CS262B Reading Summary

Scalable, Distributed Data Structures for Internet Service Construction

Steven D. Gribble et al.

Summary by Feng Zhou
2/1/2004

Strong points of the paper are:

  1. Even today, a flexible global data management facility for clusters is a much needed service for cluster-based Internet service.  Neither databases nor (distributed) file systems are a good fit for this.  Databases don't scale, and a centralized one offers poor availability.  File systems provide poor atomicity and consistency support.  Therefore distributed data structures are a good candidate for this use.
  2. The consistency strategy (optimistic 2-phase commit) is a good choice for the cluster environment.  For example, replica talk to each other to agree on committing or aborting, instead of waiting for the manager to recover, when the manager crashes.

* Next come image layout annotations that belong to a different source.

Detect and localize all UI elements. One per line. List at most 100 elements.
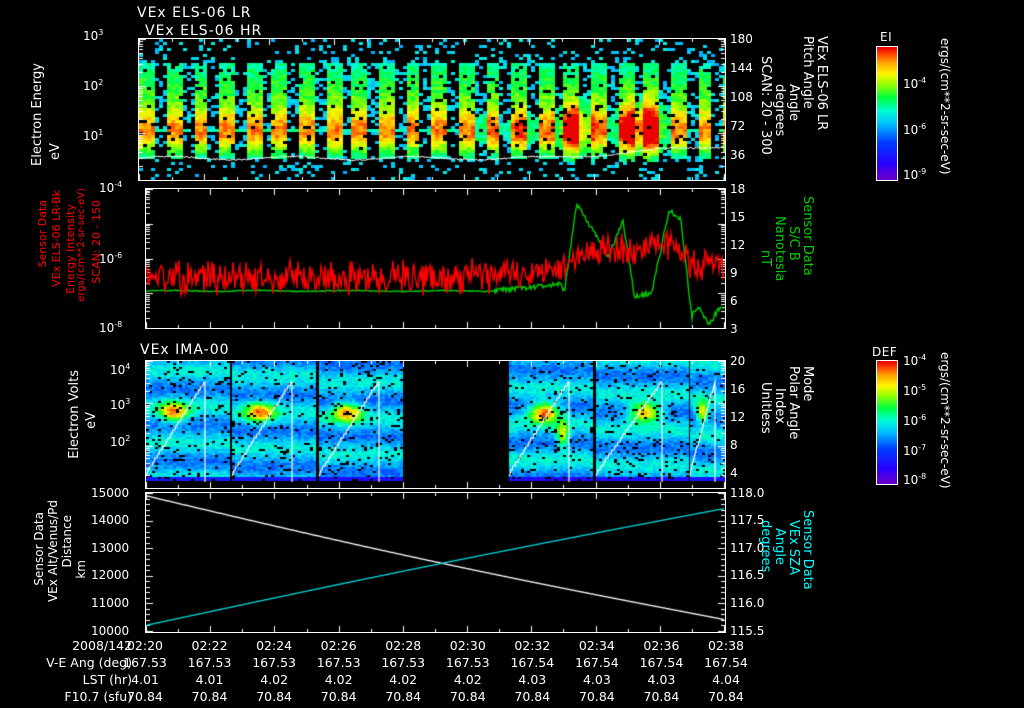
table-cell: 70.84: [191, 689, 228, 704]
els-spectrogram-canvas: [139, 39, 725, 180]
panel-2-ytick-1e-4: 10-4: [99, 180, 123, 195]
panel-1-ytick-10: 101: [83, 128, 104, 143]
panel-1-left-axis-label: Electron Energy: [30, 63, 45, 166]
panel-2-rtick-6: 6: [730, 294, 738, 308]
panel-2-left-label-4: SCAN: 20 - 150: [90, 200, 103, 284]
ima-spectrogram-canvas: [146, 361, 725, 488]
table-cell: 167.54: [575, 655, 619, 670]
table-cell: 167.54: [704, 655, 748, 670]
table-cell: 02:36: [643, 638, 680, 653]
panel-2-rtick-9: 9: [730, 266, 738, 280]
table-cell: 70.84: [643, 689, 680, 704]
table-cell: 70.84: [385, 689, 422, 704]
table-cell: 02:38: [707, 638, 745, 653]
panel-1-right-label-2: Angle: [786, 84, 801, 121]
panel-4-ytick-14000: 14000: [91, 513, 130, 527]
panel-1-rtick-144: 144: [730, 61, 753, 75]
panel-4-rtick-1160: 116.0: [730, 596, 765, 610]
panel-2-rtick-15: 15: [730, 210, 746, 224]
panel-3-title: VEx IMA-00: [140, 342, 230, 358]
table-cell: 167.53: [187, 655, 232, 670]
table-cell: 167.53: [123, 655, 167, 670]
panel-3-rtick-4: 4: [730, 466, 738, 480]
table-cell: 70.84: [256, 689, 292, 704]
panel-1-ytick-1000: 103: [83, 28, 104, 43]
table-cell: 4.02: [324, 672, 353, 687]
ei-colorbar: [876, 46, 898, 181]
panel-1-ytick-100: 102: [83, 78, 104, 93]
def-colorbar-tick-2: 10-6: [903, 413, 927, 428]
table-cell: 02:30: [449, 638, 486, 653]
panel-4-rtick-1175: 117.5: [730, 513, 765, 527]
table-cell: 4.02: [260, 672, 289, 687]
table-row-label: LST (hr): [82, 672, 132, 687]
table-row-label: V-E Ang (deg): [46, 655, 132, 670]
panel-1-rtick-36: 36: [730, 148, 746, 162]
panel-3-ytick-1e3: 103: [110, 397, 131, 412]
panel-1-left-axis-unit: eV: [48, 143, 63, 160]
panel-4-right-label-0: Sensor Data: [800, 510, 815, 590]
panel-3-right-label-3: Unitless: [758, 382, 773, 434]
panel-4-ytick-10000: 10000: [91, 624, 130, 638]
panel-3-right-label-1: Polar Angle: [786, 366, 801, 440]
table-cell: 167.54: [510, 655, 555, 670]
panel-2-left-label-1: VEx ELS-06 LR-Bk: [50, 190, 63, 287]
ei-colorbar-tick-1: 10-6: [903, 122, 927, 137]
table-cell: 70.84: [320, 689, 357, 704]
table-cell: 02:22: [191, 638, 228, 653]
def-colorbar-title: DEF: [872, 345, 898, 359]
table-cell: 167.54: [639, 655, 684, 670]
table-row-label: 2008/142: [72, 638, 132, 653]
def-colorbar-tick-0: 10-4: [903, 353, 927, 368]
panel-2-rtick-18: 18: [730, 182, 746, 196]
panel-1-title-lr: VEx ELS-06 LR: [137, 5, 252, 21]
table-cell: 02:32: [514, 638, 551, 653]
panel-1-rtick-72: 72: [730, 119, 746, 133]
table-cell: 4.02: [389, 672, 418, 687]
panel-3-left-axis-label: Electron Volts: [67, 370, 82, 459]
table-cell: 167.53: [316, 655, 361, 670]
panel-2-right-label-0: Sensor Data: [800, 196, 815, 276]
table-cell: 70.84: [514, 689, 551, 704]
ei-colorbar-units: ergs/(cm**2-sr-sec-eV): [938, 38, 952, 175]
panel-2-left-label-0: Sensor Data: [36, 200, 49, 268]
ima-spectrogram-panel[interactable]: [145, 360, 726, 489]
els-spectrogram-panel[interactable]: [138, 38, 726, 181]
panel-1-right-label-1: VEx ELS-06 LR: [814, 36, 829, 131]
altitude-sza-canvas: [146, 493, 725, 632]
panel-1-right-label-3: degrees: [772, 84, 787, 137]
panel-4-left-label-3: km: [74, 560, 88, 579]
table-cell: 02:28: [385, 638, 422, 653]
ei-colorbar-tick-2: 10-9: [903, 167, 927, 182]
panel-4-ytick-12000: 12000: [91, 568, 130, 582]
panel-3-left-axis-unit: eV: [84, 412, 99, 429]
altitude-sza-panel[interactable]: [145, 492, 726, 633]
panel-2-ytick-1e-6: 10-6: [99, 251, 123, 266]
table-cell: 4.03: [518, 672, 547, 687]
panel-3-rtick-12: 12: [730, 410, 746, 424]
panel-4-left-label-0: Sensor Data: [32, 512, 46, 586]
table-cell: 4.01: [195, 672, 224, 687]
panel-4-rtick-1180: 118.0: [730, 486, 765, 500]
panel-3-rtick-8: 8: [730, 438, 738, 452]
table-cell: 4.03: [647, 672, 676, 687]
panel-1-rtick-108: 108: [730, 90, 753, 104]
def-colorbar-tick-4: 10-8: [903, 472, 927, 487]
table-cell: 70.84: [708, 689, 744, 704]
panel-4-rtick-1165: 116.5: [730, 568, 765, 582]
table-cell: 167.53: [445, 655, 490, 670]
table-cell: 167.53: [381, 655, 426, 670]
def-colorbar: [876, 360, 898, 485]
table-cell: 02:20: [126, 638, 164, 653]
panel-3-right-label-2: Index: [772, 388, 787, 424]
table-cell: 02:26: [320, 638, 357, 653]
energy-intensity-panel[interactable]: [145, 188, 726, 329]
panel-4-ytick-15000: 15000: [91, 486, 130, 500]
panel-1-right-label-0: Pitch Angle: [800, 36, 815, 109]
table-cell: 4.02: [453, 672, 482, 687]
panel-2-rtick-3: 3: [730, 322, 738, 336]
panel-2-right-label-2: Nanotesla: [772, 216, 787, 282]
table-cell: 02:24: [256, 638, 293, 653]
table-cell: 70.84: [127, 689, 163, 704]
panel-3-ytick-1e4: 104: [110, 362, 131, 377]
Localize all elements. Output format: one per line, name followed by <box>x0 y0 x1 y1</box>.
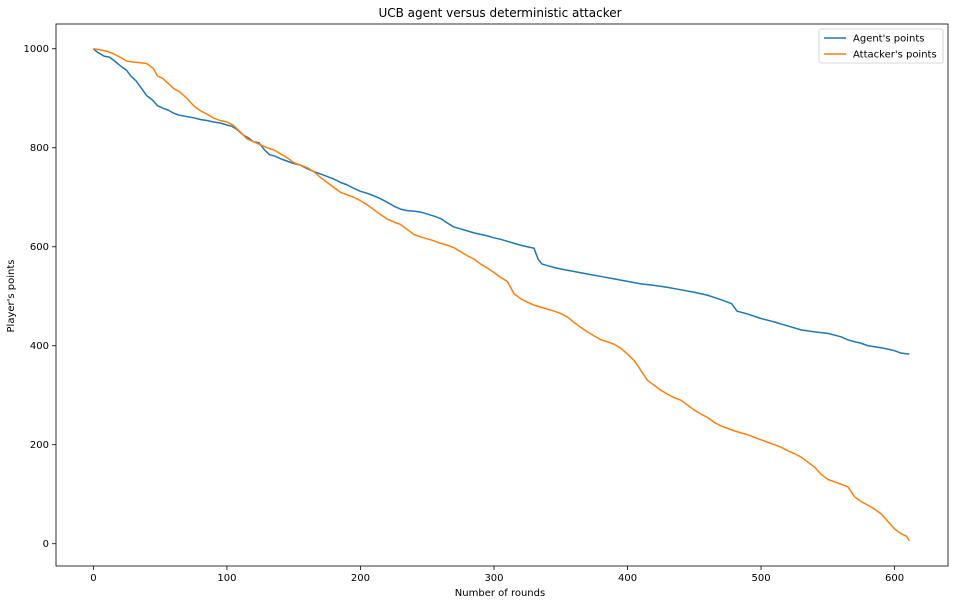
x-tick-label: 400 <box>618 573 637 584</box>
legend-entry: Agent's points <box>853 34 924 45</box>
x-tick-label: 0 <box>90 573 96 584</box>
plot-area <box>92 48 910 542</box>
y-tick-label: 600 <box>30 242 49 253</box>
legend-box <box>818 28 944 64</box>
y-axis-label: Player's points <box>6 260 17 333</box>
x-axis: 0 100 200 300 400 500 600 <box>90 566 904 584</box>
x-tick-label: 600 <box>885 573 904 584</box>
y-tick-label: 800 <box>30 143 49 154</box>
y-tick-label: 200 <box>30 440 49 451</box>
legend: Agent's points Attacker's points <box>818 28 944 64</box>
x-axis-label: Number of rounds <box>455 588 545 599</box>
chart-title: UCB agent versus deterministic attacker <box>378 6 621 20</box>
series-line-attacker <box>93 48 910 542</box>
y-tick-label: 400 <box>30 341 49 352</box>
series-line-agent <box>92 48 910 355</box>
y-tick-label: 0 <box>43 539 49 550</box>
plot-frame <box>55 23 949 567</box>
y-tick-label: 1000 <box>24 44 49 55</box>
x-tick-label: 300 <box>484 573 503 584</box>
y-axis: 0 200 400 600 800 1000 <box>24 44 56 550</box>
legend-entry: Attacker's points <box>853 50 937 61</box>
x-tick-label: 100 <box>217 573 236 584</box>
x-tick-label: 200 <box>351 573 370 584</box>
x-tick-label: 500 <box>752 573 771 584</box>
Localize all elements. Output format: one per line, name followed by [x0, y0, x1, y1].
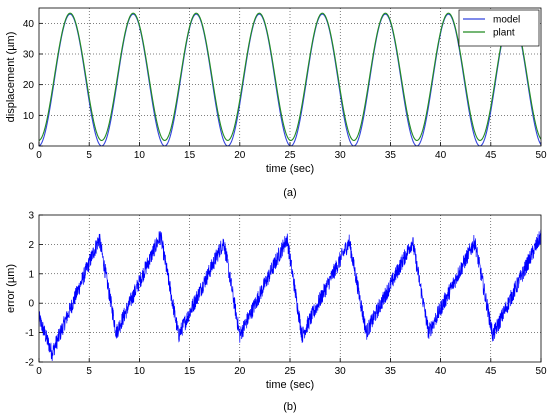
chart-b-series-line	[39, 229, 541, 362]
chart-b-grid	[39, 215, 541, 362]
chart-b-x-tick-label: 40	[435, 366, 447, 377]
chart-b-x-tick-label: 45	[485, 366, 497, 377]
chart-a-x-tick-label: 45	[485, 150, 497, 161]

This exploits the fact that all replica are on the same LAN and connected. Another useful decision is to remove a replica from the replica group when it crashes, instead of waiting for it to recover. This increases availability without losing data consistency.
  3. The technique use to maintain consistency of metadata maps is useful. The DDS library piggybacks hashes of maps to the bricks with every command, which verify whether they are up-to-date, because carrying out any operation. This means the DDS library instances do not need to maintain an up-to-date version of the maps and do not need to be notified with every update to these maps.
One major flaw.

DDS does not provide transaction support. This limits its usage to non-mission-critical applications, or the applications must provide ACID support by themselves, which is a daunting job for app. developers.